Si somos el lenguaje, el punto gramatical es, cuando menos, más determinante que el individuo. Quizá no lo veamos así por falta de perspectiva, estamos demasiado cerca de los árboles para ver el bosque existencial. Nos creemos gigantes, aunque en realidad somos meros puntos que habitamos en un remoto lugar, cuya importancia en el Universo se la damos nosotros. Y nadie más. Ni siquiera el Dios que adoran los que creen y al que atribuyen nuestro fundamento y nuestro funcionamiento. Lo veneramos más que nada por el miedo supersticioso individual a desaparecer de la Gramática. Quedar tachado del juego de los vivos.

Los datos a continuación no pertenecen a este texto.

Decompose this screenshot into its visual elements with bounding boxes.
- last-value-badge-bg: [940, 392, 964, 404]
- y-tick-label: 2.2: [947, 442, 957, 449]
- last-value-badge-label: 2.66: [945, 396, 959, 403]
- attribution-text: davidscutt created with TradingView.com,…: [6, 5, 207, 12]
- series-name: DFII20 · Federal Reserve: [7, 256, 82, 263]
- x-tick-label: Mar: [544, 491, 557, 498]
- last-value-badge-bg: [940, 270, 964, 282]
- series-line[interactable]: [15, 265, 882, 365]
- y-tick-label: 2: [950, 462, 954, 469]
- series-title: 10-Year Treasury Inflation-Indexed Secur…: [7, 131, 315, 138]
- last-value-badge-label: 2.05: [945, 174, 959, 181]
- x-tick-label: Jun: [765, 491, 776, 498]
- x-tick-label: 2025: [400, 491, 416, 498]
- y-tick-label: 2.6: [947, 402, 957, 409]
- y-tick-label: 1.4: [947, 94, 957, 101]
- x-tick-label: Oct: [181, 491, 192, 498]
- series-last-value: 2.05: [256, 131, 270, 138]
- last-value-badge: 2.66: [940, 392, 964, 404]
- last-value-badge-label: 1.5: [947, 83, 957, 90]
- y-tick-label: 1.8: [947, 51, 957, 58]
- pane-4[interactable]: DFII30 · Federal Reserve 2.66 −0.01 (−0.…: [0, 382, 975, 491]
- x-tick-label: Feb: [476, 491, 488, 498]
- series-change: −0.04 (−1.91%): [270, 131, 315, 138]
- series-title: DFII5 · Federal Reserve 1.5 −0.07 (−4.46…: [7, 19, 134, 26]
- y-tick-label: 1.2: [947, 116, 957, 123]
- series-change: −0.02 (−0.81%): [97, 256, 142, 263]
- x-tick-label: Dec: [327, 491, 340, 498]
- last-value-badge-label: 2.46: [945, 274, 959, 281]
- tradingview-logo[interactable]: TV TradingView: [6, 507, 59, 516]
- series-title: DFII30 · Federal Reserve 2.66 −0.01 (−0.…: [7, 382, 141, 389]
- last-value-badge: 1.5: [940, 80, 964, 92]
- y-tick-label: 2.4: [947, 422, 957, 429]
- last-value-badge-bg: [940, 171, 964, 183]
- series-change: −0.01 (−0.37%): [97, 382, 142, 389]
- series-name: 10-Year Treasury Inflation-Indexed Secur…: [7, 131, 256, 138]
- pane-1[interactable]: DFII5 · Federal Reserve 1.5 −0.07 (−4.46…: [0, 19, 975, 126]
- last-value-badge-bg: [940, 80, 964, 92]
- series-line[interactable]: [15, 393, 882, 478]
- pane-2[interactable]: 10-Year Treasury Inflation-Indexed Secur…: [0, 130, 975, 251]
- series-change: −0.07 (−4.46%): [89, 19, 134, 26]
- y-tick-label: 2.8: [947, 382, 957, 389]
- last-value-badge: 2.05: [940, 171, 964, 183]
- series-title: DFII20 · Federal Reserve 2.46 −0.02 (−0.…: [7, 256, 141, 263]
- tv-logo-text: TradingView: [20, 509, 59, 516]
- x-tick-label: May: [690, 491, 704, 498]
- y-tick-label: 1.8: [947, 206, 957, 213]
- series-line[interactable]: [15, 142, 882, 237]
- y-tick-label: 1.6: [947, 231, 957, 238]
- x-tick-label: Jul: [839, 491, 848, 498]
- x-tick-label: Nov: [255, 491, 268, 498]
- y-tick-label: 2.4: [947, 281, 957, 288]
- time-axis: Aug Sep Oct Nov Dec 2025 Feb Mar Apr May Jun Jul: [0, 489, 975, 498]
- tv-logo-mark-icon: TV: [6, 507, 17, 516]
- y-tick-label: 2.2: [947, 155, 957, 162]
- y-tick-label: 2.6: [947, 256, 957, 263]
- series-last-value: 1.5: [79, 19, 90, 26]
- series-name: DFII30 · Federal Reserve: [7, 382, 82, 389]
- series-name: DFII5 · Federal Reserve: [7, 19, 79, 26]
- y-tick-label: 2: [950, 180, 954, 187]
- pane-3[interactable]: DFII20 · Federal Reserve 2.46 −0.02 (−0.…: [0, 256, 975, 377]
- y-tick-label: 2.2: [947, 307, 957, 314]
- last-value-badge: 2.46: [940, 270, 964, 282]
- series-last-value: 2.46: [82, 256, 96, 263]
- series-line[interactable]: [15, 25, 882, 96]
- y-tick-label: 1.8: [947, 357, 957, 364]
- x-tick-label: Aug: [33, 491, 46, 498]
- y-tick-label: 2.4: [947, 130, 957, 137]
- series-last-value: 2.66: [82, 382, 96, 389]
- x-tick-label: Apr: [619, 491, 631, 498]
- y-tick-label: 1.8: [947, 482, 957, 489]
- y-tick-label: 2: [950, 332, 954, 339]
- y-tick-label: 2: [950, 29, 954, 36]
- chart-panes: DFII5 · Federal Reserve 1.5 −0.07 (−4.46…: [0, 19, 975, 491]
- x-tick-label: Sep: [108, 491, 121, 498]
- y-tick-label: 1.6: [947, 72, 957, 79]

El punto esférico Tierra se mueve siguiendo las órbitas previstas, pero en ningún momento deja de ser lo que es. Un minúsculo planeta. Un rastro perdido en la infinitud. Un trozo de agua, tierra y rocas. Todo es cuestión de escala. Lo mismo que nosotros observamos con lupa seres microscópicos, en apariencia inexistentes para nuestros sentidos, puede que nosotros mismos seamos una especie de bacterias pululando por un tubo de ensayo cósmico. Un experimento de laboratorio con muy poco margen para el libre albedrío, si consideramos las leyes de la biología y sus limitaciones.
En esta cabeza de alfiler infinitesimal donde estamos, somos un punto y aparte. Y en ese fluctuante plano situado en blanco entre el punto y el aparte, se abre un espacio vacío todo lo grande y temible que podamos imaginar. En ese páramo de la sintaxis caben y se precipitan al olvido todas las cuestiones estelares: zozobras, presunciones y aventuras personales pasadas, presentes y futuras del homo sapiens. Cabe la guerra del Peloponeso, el nacimiento de Cristo, la permanente desolación africana, la masacre de Gaza 2009, las invasiones violentas, la mentira infinita, toda la Historia feroz de la Humanidad, el tedio organizado, la tortura, la estupidez, la histeria y el desasosiego permanente. Y también, en un rincón apartado de ese mismo punto tiembla, cual hoja apocada, frágil, la solitaria excepción de la poesía.